Wenn wir auf die Welt kommen, leuchten die Farben in ihrer reinen Form und verlieren im Laufe unseres Lebens an Leuchtkraft. Auch alle negativen Erfahrungen hinterlassen ihre Spuren in den Chakras. Diese Ablagerungen verhindern, dass die Chakras in ihren reinen Frequenzen schwingen. Dies führt zu einer Beschleunigung unseres Alterungsprozesses.

Reine Chakras erhalten die Gesundheit

Wenn wir unserem Körper, unserem Geist und unserer Seele Gutes tun möchten, bietet es sich an, unsere Chakras regelmäßig zu reinigen und von allem Ballast zu befreien. Nur dann können sie wieder ungestört in ihrer eigenen reinen Frequenz schwingen und wieder kraftvoll leuchten.

Reine Chakras halten uns gesund und widerstandsfähig und helfen uns bei unserer Gesundwerdung. Sie beeinflussen nicht nur unser körperliches, sondern auch unser psychisches Wohlbefinden.

Wo befinden sich die Chakras?

Das erste Chakra sitzt am unteren Ende der Wirbelsäule. Das zweite sitzt vier Finger breit unterhalb des Bauchnabels. Über dem Solarplexus (Bauchnabel) befindet sich das dritte Chakra. Das vierte Chakra sitzt direkt über dem Herzen in der Mitte des Brustkorbs. Das fünfte Chakra finden Sie über der Kehlkopfgrube und das sechste über der Nasenwurzel zwischen den Augenbrauen bzw. mitten auf der Stirn. Das siebte Chakra sitzt direkt auf unserem Kopf. Und das achte Chakra schwebt einige Zentimeter über unserem Kopf.

Wie reinigt man Chakras?

Alberto Villoldo beschreibt in seinem bereits erwähnten Buch, wie man seine Chakras täglich ganz einfach säubern kann, und dies – ich zitiere –

„… geschieht am besten am Morgen unter der Dusche. Leg deine linke Hand auf das untere Ende der Wirbelsäule und fühle mit der rechten Hand dein erstes Chakra ungefähr acht bis zehn Zentimeter über der Haut(…) Dreh das Chakra mit den Fingerspitzen drei bis vier Mal entgegen dem Uhrzeigersinn.

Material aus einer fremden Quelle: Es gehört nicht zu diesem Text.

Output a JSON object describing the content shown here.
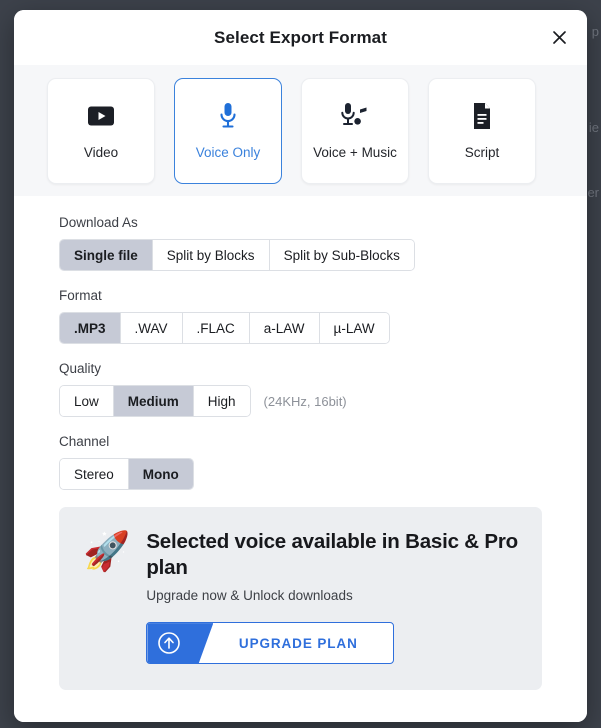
{
  "background": {
    "scrim_color": "#3d424b",
    "hidden_texts": [
      "p",
      "ie",
      "er"
    ]
  },
  "dialog": {
    "title": "Select Export Format",
    "close_icon": "close-icon",
    "accent_color": "#2f6fdc",
    "format_cards": [
      {
        "label": "Video",
        "icon": "video-play-icon",
        "selected": false
      },
      {
        "label": "Voice Only",
        "icon": "microphone-icon",
        "selected": true
      },
      {
        "label": "Voice + Music",
        "icon": "microphone-music-note-icon",
        "selected": false
      },
      {
        "label": "Script",
        "icon": "document-text-icon",
        "selected": false
      }
    ],
    "sections": [
      {
        "key": "download_as",
        "label": "Download As",
        "options": [
          "Single file",
          "Split by Blocks",
          "Split by Sub-Blocks"
        ],
        "selected": "Single file",
        "hint": ""
      },
      {
        "key": "format",
        "label": "Format",
        "options": [
          ".MP3",
          ".WAV",
          ".FLAC",
          "a-LAW",
          "µ-LAW"
        ],
        "selected": ".MP3",
        "hint": ""
      },
      {
        "key": "quality",
        "label": "Quality",
        "options": [
          "Low",
          "Medium",
          "High"
        ],
        "selected": "Medium",
        "hint": "(24KHz, 16bit)"
      },
      {
        "key": "channel",
        "label": "Channel",
        "options": [
          "Stereo",
          "Mono"
        ],
        "selected": "Mono",
        "hint": ""
      }
    ],
    "banner": {
      "icon": "rocket-icon",
      "emoji": "🚀",
      "title": "Selected voice available in Basic & Pro plan",
      "subtitle": "Upgrade now & Unlock downloads",
      "button_label": "UPGRADE PLAN",
      "button_icon": "arrow-up-circle-icon"
    }
  }
}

Halte danach deine Hände unter das Wasser. Auf diese Weise spülst du die Rückstände und Gifte fort, die sich an der Wand des Chakras abgelagert haben. Verfahre so mit allen Chakras und vergiss nicht, zwischendurch die Hände gut zu waschen. Versuche die verdichtete Energie zu fühlen, die sich wie Zuckerwatte auf die Chakras gelegt hat. Geh jetzt wieder zum ersten Chakra und dreh es drei bis vier Mal im Uhrzeigersinn. Verfahre so mit allen sieben Chakras…“ (Alberto Villoldo, Das geheime Wissen der Schamanen, 4. Auflage, Seite 79)

Vielleicht möchten Sie bis zum nächsten Artikel, in dem ich näher auf die einzelnen Chakras eingehen werde, diese tägliche Reinigung durchführen und einmal notieren, was sich bei Ihnen alles zum Positiven verändert. Notieren Sie einfach einmal alles, was Ihnen auffällt und seien Sie gespannt, welche Erkenntnisse Sie durch die nächsten Informationen gewinnen können.